The document was signed by Carlo Monticelli, the CEB’s Vice-Governor.
The aim of the € 150 million programme loan is to enhance the competitiveness of Italian MSMEs and to promote sustainable economic growth by supporting the objectives of “Plafond Beni Strumentali” apex facility. It is expected that unlocking access to financing for MSMEs and supporting entrepreneurial activity in the country will make a contribution to job creation and preservation.
The funds provided by the CEB will be used by MSMEs for productive investment projects, including the acquisition of office and production premises, installations, vehicles, machinery and other equipment, for a total of up to € 2 million for each eligible business investment.
Commenting on the signing, Vice-Governor Monticelli said: “The Programme is geared towards facilitating MSMEs’ access to finance in order to enable them to finalise productive investments and create and maintain jobs, which is central to CEB’s mission. The loan agreement we signed will allow us to contribute to the MSME sector’s pivotal role in employment creation and economic growth, as recognised and jointly supported by the Italian Ministry of Economic Development and Cassa depositi e prestiti.
I trust that this financing marks the beginning of a deeper engagement process that will strengthen cooperation on investment themes common to our institutional mandates.”

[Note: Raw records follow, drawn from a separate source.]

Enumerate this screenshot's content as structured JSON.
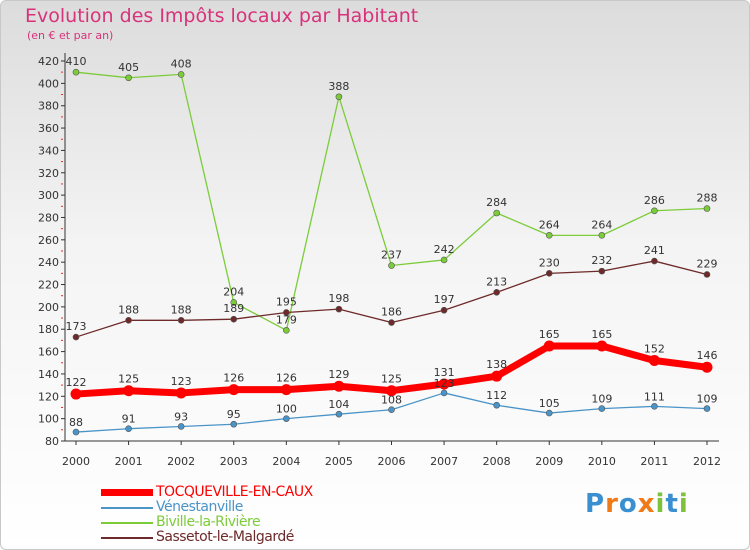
{
  "chart_data": {
    "type": "line",
    "title": "Evolution des Impôts locaux par Habitant",
    "subtitle": "(en € et par an)",
    "xlabel": "",
    "ylabel": "",
    "x": [
      "2000",
      "2001",
      "2002",
      "2003",
      "2004",
      "2005",
      "2006",
      "2007",
      "2008",
      "2009",
      "2010",
      "2011",
      "2012"
    ],
    "ylim": [
      80,
      420
    ],
    "yticks": [
      "80",
      "100",
      "120",
      "140",
      "160",
      "180",
      "200",
      "220",
      "240",
      "260",
      "280",
      "300",
      "320",
      "340",
      "360",
      "380",
      "400",
      "420"
    ],
    "grid": false,
    "legend_position": "bottom-left",
    "series": [
      {
        "name": "TOCQUEVILLE-EN-CAUX",
        "color": "#ff0000",
        "values": [
          122,
          125,
          123,
          126,
          126,
          129,
          125,
          131,
          138,
          165,
          165,
          152,
          146
        ]
      },
      {
        "name": "Vénestanville",
        "color": "#4a94c8",
        "values": [
          88,
          91,
          93,
          95,
          100,
          104,
          108,
          123,
          112,
          105,
          109,
          111,
          109
        ]
      },
      {
        "name": "Biville-la-Rivière",
        "color": "#7ccc3a",
        "values": [
          410,
          405,
          408,
          204,
          179,
          388,
          237,
          242,
          284,
          264,
          264,
          286,
          288
        ]
      },
      {
        "name": "Sassetot-le-Malgardé",
        "color": "#6e2a2a",
        "values": [
          173,
          188,
          188,
          189,
          195,
          198,
          186,
          197,
          213,
          230,
          232,
          241,
          229
        ]
      }
    ]
  },
  "logo": {
    "text": "Proxiti",
    "letters": [
      {
        "char": "P",
        "color": "#3a8fd0"
      },
      {
        "char": "r",
        "color": "#f07a18"
      },
      {
        "char": "o",
        "color": "#3a8fd0"
      },
      {
        "char": "x",
        "color": "#f07a18"
      },
      {
        "char": "i",
        "color": "#7cc23a"
      },
      {
        "char": "t",
        "color": "#3a8fd0"
      },
      {
        "char": "i",
        "color": "#7cc23a"
      }
    ]
  }
}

Set up in 1956, the CEB (Council of Europe Development Bank) has 41 member states. Twenty-two Central, Eastern and South Eastern European countries, forming the Bank's target countries, are listed among the member states. As a major instrument of the policy of solidarity in Europe, the Bank finances social projects by making available resources raised in conditions reflecting the quality of its rating (Aa1 with Moody's, outlook stable, AA+ with Standard & Poor's, outlook stable and AA+ with Fitch Ratings, outlook stable). It thus grants loans to its member states, and to financial institutions and local authorities in its member states for the financing of projects in the social sector, in accordance with its Articles of Agreement.